Ich befinde mich gut vier km von diesem Punkt entfernt. Das steilste Stück hat gerade begonnen mit ca. 15-17 Prozent Steigung.  Doch die darauffolgende Abfahrt und die Verpflegungsstation oben auf dem Pass motivieren mich. Zwar hatte ich gerade meinen letzten Riegel gegessen, doch mein Körper verlangt nach einer herzhaften Energiequelle.

Mittlerweile bin ich ganz gut geübt darin mich während des Fahrens in regelmäßigen Zeitabständen zu Versorgen. Bananen, Riegel und Schokolade sind in meinen Taschen verstaut und problemlos fische ich sie aus dem Trikot, öffne sie und schlucke die so wichtigen Kalorien zügig hinunter.

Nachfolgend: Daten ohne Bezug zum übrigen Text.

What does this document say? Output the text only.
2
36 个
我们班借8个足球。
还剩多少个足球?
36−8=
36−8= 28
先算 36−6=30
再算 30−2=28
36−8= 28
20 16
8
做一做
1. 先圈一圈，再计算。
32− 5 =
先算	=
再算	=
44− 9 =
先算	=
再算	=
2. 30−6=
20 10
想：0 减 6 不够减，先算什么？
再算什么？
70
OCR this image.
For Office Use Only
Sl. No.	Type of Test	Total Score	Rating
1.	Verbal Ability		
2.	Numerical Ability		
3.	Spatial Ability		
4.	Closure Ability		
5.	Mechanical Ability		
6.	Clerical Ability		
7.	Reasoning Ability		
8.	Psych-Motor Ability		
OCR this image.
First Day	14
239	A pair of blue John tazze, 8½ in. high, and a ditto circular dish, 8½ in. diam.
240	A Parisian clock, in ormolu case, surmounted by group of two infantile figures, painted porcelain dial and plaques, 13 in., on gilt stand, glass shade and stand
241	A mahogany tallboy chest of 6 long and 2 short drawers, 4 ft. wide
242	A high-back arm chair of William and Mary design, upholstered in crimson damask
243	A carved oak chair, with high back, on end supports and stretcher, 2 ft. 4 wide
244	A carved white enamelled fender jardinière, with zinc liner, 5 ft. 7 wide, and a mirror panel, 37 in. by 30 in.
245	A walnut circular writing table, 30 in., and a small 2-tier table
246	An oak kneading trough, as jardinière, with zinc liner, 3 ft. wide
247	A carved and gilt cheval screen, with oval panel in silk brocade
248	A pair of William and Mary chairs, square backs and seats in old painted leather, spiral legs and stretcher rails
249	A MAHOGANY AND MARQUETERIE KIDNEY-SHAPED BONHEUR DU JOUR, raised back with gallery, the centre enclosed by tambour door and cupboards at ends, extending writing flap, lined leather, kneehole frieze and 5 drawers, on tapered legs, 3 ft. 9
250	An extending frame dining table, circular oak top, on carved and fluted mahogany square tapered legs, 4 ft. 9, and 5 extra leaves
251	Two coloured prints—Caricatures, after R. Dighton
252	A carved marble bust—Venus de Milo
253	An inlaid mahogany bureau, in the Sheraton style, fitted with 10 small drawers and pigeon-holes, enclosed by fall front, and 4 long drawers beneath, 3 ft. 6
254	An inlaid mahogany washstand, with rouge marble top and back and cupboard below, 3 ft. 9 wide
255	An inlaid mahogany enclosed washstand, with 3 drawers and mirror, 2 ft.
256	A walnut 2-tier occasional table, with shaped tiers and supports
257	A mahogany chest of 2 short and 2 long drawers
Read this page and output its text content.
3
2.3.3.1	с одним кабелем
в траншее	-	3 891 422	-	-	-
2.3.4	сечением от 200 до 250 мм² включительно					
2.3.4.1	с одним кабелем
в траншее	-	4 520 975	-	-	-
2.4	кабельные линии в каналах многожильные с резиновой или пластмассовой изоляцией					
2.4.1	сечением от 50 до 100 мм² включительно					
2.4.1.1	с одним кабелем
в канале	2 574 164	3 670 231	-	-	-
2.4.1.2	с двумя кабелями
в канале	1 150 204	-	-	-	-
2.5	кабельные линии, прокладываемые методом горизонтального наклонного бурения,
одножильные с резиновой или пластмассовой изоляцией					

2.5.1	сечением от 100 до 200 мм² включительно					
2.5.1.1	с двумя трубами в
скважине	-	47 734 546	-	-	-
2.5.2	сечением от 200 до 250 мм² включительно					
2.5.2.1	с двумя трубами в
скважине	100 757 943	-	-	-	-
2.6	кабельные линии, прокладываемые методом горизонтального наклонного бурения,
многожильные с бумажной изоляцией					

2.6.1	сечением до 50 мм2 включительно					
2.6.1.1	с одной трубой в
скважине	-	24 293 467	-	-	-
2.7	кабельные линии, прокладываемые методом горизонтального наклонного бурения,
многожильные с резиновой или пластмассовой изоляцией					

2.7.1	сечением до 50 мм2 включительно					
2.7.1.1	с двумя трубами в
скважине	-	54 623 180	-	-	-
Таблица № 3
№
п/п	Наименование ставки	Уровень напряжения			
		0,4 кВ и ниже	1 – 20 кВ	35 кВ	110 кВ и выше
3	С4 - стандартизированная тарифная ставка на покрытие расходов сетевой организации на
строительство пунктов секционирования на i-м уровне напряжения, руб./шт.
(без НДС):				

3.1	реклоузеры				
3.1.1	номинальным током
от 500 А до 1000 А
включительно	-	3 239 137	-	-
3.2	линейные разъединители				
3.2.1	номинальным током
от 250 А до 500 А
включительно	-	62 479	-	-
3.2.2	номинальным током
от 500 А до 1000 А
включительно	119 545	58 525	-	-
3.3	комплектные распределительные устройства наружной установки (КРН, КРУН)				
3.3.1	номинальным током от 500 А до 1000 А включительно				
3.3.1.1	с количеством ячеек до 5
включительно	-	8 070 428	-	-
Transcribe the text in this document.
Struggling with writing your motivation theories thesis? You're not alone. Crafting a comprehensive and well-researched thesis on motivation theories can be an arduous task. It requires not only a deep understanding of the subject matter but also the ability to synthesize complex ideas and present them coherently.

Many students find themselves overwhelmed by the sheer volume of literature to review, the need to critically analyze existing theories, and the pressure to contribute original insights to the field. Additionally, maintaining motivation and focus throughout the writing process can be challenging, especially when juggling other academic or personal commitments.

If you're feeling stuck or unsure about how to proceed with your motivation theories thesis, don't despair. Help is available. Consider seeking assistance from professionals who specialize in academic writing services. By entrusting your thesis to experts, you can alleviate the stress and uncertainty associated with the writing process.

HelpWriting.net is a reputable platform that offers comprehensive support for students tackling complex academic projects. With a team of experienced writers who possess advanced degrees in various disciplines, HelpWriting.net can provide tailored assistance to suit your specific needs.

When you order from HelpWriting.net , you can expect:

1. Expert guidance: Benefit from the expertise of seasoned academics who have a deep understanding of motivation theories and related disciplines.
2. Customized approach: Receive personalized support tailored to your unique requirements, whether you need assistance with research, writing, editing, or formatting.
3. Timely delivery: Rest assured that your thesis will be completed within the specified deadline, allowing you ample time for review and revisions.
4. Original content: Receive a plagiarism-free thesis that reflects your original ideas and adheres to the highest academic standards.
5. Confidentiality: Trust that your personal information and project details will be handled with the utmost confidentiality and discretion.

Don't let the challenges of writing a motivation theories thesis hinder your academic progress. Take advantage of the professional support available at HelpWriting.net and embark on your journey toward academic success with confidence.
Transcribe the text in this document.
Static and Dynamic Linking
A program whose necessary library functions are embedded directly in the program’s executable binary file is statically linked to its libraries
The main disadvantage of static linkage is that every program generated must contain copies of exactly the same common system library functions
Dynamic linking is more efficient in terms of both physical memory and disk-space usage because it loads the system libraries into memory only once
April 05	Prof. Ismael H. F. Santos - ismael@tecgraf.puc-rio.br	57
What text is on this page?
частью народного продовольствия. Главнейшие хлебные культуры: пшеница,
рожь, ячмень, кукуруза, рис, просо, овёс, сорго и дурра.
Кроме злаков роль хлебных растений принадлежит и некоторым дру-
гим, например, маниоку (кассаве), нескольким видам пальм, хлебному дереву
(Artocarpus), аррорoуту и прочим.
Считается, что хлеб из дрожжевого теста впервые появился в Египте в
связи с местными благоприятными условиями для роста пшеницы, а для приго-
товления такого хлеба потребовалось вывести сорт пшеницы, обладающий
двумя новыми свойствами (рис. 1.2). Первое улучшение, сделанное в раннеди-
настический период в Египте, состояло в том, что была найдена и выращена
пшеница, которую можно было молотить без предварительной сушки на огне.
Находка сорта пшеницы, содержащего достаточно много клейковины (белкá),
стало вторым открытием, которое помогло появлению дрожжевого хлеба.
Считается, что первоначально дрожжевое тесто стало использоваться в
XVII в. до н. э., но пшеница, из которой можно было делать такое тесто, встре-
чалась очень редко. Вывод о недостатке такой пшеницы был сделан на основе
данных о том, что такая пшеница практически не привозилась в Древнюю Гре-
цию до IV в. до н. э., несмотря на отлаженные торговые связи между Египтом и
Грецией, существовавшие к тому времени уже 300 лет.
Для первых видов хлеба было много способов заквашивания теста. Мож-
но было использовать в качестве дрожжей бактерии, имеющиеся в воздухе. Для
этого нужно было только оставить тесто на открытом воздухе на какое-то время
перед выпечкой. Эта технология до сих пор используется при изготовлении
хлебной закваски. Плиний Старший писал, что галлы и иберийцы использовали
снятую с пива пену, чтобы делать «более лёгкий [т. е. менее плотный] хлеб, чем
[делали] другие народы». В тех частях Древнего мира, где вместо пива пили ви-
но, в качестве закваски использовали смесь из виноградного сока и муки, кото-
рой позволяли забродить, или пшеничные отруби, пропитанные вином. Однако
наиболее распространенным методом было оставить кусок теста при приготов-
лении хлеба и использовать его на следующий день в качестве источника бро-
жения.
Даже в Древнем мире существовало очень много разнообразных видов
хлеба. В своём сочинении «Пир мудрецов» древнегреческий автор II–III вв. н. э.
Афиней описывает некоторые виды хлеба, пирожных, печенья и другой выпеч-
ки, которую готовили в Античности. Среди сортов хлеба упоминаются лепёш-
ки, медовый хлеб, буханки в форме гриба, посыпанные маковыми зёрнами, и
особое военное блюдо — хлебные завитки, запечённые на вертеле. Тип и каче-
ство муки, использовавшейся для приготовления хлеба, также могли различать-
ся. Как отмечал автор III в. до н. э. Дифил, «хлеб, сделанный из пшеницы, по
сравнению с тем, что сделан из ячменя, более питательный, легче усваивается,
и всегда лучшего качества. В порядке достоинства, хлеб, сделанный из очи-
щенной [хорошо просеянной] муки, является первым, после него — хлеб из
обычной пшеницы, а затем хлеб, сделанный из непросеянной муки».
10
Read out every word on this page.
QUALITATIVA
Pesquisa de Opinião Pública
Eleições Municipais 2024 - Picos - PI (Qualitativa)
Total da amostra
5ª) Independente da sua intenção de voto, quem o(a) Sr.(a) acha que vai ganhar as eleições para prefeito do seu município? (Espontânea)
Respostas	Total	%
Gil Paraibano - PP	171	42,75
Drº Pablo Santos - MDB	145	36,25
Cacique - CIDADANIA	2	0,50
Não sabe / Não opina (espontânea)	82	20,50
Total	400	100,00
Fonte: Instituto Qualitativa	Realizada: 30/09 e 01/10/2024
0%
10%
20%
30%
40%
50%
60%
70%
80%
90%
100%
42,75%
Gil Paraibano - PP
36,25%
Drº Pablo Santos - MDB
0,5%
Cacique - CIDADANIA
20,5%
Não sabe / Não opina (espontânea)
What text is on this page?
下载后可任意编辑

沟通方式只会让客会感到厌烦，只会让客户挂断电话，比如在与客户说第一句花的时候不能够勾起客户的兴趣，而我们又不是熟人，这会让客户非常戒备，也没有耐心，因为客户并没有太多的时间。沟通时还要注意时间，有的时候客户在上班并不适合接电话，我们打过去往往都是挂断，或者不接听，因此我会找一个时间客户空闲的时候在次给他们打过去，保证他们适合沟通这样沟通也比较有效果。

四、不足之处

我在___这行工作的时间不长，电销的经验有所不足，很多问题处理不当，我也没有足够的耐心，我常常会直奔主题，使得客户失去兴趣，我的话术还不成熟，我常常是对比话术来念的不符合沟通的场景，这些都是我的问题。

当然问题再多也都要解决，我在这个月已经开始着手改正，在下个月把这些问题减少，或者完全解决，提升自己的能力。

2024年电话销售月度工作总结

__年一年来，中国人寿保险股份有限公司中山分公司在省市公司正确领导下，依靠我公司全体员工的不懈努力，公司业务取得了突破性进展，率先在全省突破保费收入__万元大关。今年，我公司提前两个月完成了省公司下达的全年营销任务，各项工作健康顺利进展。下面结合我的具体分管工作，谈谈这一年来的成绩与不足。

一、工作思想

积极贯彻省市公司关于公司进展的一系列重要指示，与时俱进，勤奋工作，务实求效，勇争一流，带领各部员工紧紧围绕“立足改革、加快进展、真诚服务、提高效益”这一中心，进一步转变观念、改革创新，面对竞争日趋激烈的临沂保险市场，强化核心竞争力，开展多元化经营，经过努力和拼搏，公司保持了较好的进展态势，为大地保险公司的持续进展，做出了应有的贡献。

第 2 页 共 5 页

Die letzte Kurve und endlich bin ich oben auf dem Pass angekommen, die letzten 50 Meter trete ich noch einmal kräftiger in die Pedale, dann steige ich flink vom Sattel, greife ein Sandwich und eine gekochte Kartoffel und verschwinde schnell hinter einem Baum um mich zu erleichtern. Währenddessen füllen die fleißigen Helfer an der Verpflegungsstation meine Flaschen mit Wasser und Elektrolyten auf, während der Mechaniker kurz über mein Fahrrad schaut. Etwas Öl auf die Kette, ich greife schnell noch zwei Bananen und ein Stück Kuchen und Stopfe sie in meine Taschen und schon beginnt die rasante Abfahrt den Jalori  Pass hinab. Hoch konzentriert versuche ich die beste Linie auf der rutschigen Schotterpiste zu finden, die Finger an den Bremsen. Es ist eine lange Abfahrt und ich bin glücklich wie schnell ich nun Kilometer mache. Immerhin habe ich noch gut 30 Kilometer bis zum Etappenziel vor mir!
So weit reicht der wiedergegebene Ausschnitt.